The outcome of this devaluation of truth is that the typical modes of political determination have shifted. Because the logic of advertising has taken over media, political organization, and even social interaction, the expected vehicles for political activity are no longer what they seem–just as online commenters are often not what they seem. Mirroring the use of charity as a means to profit (as Starbucks and others have done), activist groups have lost their meaning. I have mentioned before the fronts to truth posed by the Center for American Progress and the Heritage Foundation. But other groups which are openly ideological pose just as much of a problem. They are encouraged by the ultra-modern political climate because they create the public interest and opinion which advertising thrives on. For example, the surge of NGOs and the “social responsibility” of the green movement could be construed as new outlets for political activity, but in truth they are merely fads. They have been corrupted by the logic of Capitalist advertising. Even the far extremes of political culture fall victim to this incoherent attack. The far left and right exist as accepted outliers which help guide politics to the center of Capitalism and conglomerates. They exist in a quarantined safe space–farce at best and trojan horse at worst.

The revolutionary tendency has been made impotent.

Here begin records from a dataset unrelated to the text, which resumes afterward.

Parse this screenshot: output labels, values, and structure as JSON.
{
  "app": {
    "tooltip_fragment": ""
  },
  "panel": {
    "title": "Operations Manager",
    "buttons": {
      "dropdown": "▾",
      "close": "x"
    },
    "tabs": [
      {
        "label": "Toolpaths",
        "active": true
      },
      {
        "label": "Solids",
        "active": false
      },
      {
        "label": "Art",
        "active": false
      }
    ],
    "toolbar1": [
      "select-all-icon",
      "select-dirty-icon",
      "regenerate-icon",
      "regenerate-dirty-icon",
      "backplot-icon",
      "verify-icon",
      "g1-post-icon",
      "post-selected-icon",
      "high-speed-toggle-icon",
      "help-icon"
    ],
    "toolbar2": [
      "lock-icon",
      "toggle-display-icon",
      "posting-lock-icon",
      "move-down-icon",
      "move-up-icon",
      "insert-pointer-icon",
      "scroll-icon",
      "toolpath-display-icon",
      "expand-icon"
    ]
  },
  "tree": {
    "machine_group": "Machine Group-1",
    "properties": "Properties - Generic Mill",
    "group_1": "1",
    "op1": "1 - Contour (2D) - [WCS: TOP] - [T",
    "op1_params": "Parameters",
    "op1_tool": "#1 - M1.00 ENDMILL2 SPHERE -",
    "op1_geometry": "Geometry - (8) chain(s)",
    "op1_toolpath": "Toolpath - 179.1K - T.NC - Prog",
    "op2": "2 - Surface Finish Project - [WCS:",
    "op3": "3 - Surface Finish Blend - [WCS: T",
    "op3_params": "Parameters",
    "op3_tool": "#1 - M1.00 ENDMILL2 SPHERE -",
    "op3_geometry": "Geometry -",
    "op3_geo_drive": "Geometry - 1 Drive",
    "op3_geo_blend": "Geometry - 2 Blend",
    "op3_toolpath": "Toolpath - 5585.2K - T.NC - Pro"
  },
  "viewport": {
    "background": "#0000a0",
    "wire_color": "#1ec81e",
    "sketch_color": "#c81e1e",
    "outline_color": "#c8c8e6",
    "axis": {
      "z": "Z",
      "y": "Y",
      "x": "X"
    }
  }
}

But this is not a matter of state or corporate power, but rather a result of social truth procedures. The terms of rebellion have been altered, weakened. The power of Capitalism does not lie in corporate headquarters, but in the all-consuming logic of advertising. Even the so-called revolutionaries of today are tricked by social image. By thinking that putting on a certain front and depicting a certain idea in order to attract followers and convince voters is progress along the road to revolution, today’s activist culture has rendered itself meaningless. They are using the logic of advertising–that is, of Capitalism–with the supposed goal of reinventing society. But the use of that logic severs their means from any possible victory. Think of activists on college campuses: what do their sit-ins and protest signs accomplish? The followers they gain are chasing an image of the protester–an image they buy through whatever products create the image. If they are more dedicated, they may use thrift or simply remove themselves from the Capitalist economy–but then they have simply quarantined themselves. They are the outer limit of plausible political movements and funnel others back into Capitalism. Or think of the green movement. What has it accomplished but selling Klean Kanteens and Chacos and forcing Exxon/Mobil to create a new advertising campaign praising their research in alternative energy?

None of this is meant to show that “going green” is not important, or that college students shouldn’t protest. I will even happily admit that I own a Klean Kanteen. The point is rather that the logic used in a politics must be coherent. To fight against Capitalism without freeing oneself from Capitalist logic is utterly meaningless. The ultra-modern world has masked truth–it requires a grave effort to dig it out, to preserve it in a coherent subjectivity. That effort is not being met in the public sphere. Though many individuals may be approaching whichever movement they choose with the utmost sincerity, the movements themselves have not remained faithful to those individuals.